The Immigrant continues this saga of narration. It tells us about Ananda, an Indian immigrant in Halifax, Canada, who has saved and studied his way to a career as a dentist, and Nina, a thirty-year-old lecturer in Delhi. It tells us, with quietness and conviction, about Nina’s mother, worried about her daughter’s marriage prospects, and Ananda’s married-in-Canada uncle. It narrates, sometimes directly and sometimes tangentially, Nina’s past infatuation with a man who abandoned her, Ananda’s failed attempts at sex with women, the meeting and correspondence of Nina and Ananda, and their marriage. With Nina finally joining Ananda in Canada, the novel not only covers some older landmarks of ‘immigration narratives’ but also engages with the less often narrated matter of infertility and sexual dysfunction among men.
Many of the events and people narrated in the novel remain memorable, even though the India of Kapur’s narrative is mostly the Emergency period of Mrs Indira Gandhi, which imparts to the novel a touch of sepia: Nina’s physical discomfort at wearing a pair of jeans, phone operators, garibi hatao etc. But just as garibi is still very much around in India, many of the stories and issues—not least those relating to gender, which is always an unobtrusive strength of Kapur’s novels—remain pertinent.
Kapur is good at gently nudging the reader into the heads of her female Indian characters. She manages to do so in The Immigrant too. She also provides a complex, if more ironic, portrait of the men in this novel, particularly Ananda with his unacknowledged sexual limitations: "He knew he still had miles to go before he reached his goal of pounding some woman to sexual pulp, but with marriage, he had gained in confidence. One day he might try again with a white woman. He loved his wife, but he didn’t want to feel that she was the only one in the world he could have sex with." However, while Nina comes across as the deeper character in many ways—her negotiation of Ananda’s ‘limitations’ and the immigrant’s ‘possibilities’ are best left to the reader to savour—neither Ananda nor the other men in the novel are reduced to caricatures. Kapur is, in her own way, a generous writer.
She is also a careful writer. Both in terms of language and structure, she takes few risks, and the ones she takes are carefully calibrated. Her subject matter, too, remains within the realm of ordinary middle class experience. And yet her novels are surprisingly engrossing. They are read not only by thousands of ordinary readers, they can also provide much material to literary critics, especially (but not only) from the gender perspective. She is what literary journalists commonly hail as "a talented storyteller", but unlike some other such ‘storytellers’, her deceptively simple narratives also engage subtly with issues.

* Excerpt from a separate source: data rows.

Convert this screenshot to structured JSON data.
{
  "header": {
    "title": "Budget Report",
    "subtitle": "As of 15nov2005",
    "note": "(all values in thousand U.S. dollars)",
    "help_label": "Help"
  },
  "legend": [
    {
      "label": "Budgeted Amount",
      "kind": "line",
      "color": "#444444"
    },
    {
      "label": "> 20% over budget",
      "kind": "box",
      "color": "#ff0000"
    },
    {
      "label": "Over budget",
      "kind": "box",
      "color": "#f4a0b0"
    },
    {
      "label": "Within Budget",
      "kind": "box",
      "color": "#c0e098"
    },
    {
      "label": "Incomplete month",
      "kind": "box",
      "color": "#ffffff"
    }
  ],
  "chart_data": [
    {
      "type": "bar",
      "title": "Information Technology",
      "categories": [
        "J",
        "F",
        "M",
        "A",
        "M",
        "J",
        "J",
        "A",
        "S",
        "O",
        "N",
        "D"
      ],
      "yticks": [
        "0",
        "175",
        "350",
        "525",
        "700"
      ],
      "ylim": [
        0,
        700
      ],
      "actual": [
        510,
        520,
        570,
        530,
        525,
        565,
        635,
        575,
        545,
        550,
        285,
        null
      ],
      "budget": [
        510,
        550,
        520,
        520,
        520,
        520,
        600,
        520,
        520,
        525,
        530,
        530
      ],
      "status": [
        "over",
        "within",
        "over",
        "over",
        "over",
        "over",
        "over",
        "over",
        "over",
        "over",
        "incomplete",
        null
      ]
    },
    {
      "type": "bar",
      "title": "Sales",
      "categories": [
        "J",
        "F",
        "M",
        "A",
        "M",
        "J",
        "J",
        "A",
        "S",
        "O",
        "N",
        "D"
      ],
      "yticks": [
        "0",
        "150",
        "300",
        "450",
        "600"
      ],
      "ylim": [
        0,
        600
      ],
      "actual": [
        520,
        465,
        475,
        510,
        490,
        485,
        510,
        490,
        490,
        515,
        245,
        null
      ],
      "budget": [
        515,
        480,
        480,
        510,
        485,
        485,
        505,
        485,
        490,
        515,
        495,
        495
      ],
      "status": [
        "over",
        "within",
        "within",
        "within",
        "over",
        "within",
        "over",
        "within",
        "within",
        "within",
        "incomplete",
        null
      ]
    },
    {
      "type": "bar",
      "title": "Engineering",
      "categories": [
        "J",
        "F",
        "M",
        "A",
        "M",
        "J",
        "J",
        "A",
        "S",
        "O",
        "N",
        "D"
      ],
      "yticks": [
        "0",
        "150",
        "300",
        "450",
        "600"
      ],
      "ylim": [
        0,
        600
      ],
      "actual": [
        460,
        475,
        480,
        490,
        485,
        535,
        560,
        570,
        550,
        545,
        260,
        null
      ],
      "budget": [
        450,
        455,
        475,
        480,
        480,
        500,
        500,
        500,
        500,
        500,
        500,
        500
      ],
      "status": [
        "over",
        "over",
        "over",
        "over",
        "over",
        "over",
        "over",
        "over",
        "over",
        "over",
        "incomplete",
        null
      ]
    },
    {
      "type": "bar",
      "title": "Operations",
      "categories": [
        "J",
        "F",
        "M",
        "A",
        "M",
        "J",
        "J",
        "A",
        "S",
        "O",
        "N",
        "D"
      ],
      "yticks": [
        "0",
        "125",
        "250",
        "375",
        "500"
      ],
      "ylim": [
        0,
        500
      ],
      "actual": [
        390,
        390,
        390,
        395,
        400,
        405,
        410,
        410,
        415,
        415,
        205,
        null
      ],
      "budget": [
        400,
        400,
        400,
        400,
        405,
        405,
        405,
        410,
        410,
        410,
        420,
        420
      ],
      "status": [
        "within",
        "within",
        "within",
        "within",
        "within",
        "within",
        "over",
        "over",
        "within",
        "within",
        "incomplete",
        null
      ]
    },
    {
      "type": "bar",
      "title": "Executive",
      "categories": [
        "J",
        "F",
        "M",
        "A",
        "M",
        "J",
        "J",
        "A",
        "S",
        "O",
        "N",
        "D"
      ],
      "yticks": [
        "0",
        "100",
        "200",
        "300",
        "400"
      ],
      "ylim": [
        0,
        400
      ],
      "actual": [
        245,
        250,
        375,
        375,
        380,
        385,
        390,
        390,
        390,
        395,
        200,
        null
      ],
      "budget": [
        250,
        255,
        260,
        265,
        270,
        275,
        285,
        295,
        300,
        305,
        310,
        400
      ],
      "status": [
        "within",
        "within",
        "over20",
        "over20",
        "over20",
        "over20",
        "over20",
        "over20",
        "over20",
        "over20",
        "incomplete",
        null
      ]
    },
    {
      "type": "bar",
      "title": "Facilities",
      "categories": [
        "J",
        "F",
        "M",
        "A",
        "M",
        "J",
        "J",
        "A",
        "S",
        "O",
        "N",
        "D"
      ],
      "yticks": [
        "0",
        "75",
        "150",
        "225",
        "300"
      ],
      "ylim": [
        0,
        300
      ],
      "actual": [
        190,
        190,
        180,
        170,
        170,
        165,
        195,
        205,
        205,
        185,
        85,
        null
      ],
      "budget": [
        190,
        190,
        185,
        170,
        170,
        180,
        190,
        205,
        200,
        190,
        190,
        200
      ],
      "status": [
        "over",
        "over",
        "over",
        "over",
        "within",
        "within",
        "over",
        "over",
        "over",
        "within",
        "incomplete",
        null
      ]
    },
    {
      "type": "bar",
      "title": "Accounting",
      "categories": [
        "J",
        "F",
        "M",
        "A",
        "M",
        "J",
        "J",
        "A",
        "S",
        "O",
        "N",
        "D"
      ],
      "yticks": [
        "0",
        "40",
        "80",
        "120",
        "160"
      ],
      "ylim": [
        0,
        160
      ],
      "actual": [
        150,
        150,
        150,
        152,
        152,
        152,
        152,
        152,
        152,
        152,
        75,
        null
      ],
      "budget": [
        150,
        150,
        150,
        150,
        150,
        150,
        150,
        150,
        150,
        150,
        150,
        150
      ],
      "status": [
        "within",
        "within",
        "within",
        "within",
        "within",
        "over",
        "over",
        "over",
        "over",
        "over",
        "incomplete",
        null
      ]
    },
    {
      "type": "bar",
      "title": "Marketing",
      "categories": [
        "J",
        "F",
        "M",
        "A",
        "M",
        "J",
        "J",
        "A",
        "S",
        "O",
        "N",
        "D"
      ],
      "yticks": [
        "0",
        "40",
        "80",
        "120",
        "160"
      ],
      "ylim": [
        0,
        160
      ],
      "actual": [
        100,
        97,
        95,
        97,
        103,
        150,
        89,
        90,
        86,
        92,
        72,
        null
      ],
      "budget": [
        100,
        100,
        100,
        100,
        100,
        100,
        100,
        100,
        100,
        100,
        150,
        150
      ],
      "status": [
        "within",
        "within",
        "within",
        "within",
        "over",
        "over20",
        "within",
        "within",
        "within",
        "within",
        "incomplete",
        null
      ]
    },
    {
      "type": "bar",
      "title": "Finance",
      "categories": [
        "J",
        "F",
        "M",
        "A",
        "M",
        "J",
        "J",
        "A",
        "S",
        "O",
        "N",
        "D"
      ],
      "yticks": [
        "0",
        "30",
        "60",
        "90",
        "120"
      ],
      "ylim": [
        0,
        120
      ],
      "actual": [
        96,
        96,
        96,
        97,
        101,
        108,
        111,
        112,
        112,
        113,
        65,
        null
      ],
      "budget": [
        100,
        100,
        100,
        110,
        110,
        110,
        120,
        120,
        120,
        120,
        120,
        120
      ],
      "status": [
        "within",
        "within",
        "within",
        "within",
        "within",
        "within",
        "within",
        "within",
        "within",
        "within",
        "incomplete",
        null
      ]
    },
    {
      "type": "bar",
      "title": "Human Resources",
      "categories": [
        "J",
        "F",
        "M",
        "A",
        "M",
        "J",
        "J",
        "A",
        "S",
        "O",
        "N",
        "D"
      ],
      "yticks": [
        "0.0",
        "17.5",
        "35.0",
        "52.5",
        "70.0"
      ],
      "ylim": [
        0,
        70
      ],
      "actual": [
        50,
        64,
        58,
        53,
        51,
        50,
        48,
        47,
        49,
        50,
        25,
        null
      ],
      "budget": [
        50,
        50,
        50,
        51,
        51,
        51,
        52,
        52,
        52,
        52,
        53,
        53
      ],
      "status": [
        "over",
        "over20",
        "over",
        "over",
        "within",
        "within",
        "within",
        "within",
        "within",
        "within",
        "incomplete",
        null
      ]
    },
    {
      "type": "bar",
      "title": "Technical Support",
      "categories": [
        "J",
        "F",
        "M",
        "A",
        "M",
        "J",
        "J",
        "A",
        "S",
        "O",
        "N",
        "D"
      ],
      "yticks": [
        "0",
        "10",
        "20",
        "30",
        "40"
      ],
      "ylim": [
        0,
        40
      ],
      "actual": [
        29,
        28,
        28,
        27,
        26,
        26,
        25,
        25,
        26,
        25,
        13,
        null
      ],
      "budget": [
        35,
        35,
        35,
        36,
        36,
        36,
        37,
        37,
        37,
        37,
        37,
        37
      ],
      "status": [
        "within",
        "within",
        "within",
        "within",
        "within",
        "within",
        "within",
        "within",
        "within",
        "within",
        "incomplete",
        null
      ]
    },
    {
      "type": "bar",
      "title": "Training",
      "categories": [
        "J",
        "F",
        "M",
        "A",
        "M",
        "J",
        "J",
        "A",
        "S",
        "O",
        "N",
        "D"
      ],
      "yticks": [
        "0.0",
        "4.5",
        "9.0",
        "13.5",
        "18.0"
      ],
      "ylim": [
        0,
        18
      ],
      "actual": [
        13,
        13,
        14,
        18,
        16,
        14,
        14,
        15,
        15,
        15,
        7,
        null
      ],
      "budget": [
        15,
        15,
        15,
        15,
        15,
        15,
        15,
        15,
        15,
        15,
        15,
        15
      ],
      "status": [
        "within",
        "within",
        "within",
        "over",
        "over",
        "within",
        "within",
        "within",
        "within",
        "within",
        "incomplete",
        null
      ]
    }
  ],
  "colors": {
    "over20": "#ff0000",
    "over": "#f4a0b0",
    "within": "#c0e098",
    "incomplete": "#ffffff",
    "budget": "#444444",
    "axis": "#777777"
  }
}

The Immigrant will not be a disappointment to Manju Kapur’s many fans, or the critics who have engaged with her work in the past. One can complain that, once again, this is a novel about middle-class Indian immigrants in the ‘West’, not about Indian immigrants in, say, Dubai or Jamaica, let alone the Bihari or Tamil migrant in Delhi. One can be churlish about its placement in the sepia-’70s or its use of a linear narrative, something that has come to be disturbingly associated with Indian English ‘women’s writing’ with the years. But that would be to criticise it in terms that are foreign to it and its writer. The Immigrant is a novel with a straight, broad, seemingly-placid narrative flow, under whose surface lurk the currents of significant and, at times, disturbing issues. There is something about it and Kapur’s novels in general that reminds one of a broad river flowing down the North Indian plains in the winter, well after the monsoon floods have subsided but also much before the meagreness of summer. It has to be admired on its own terms.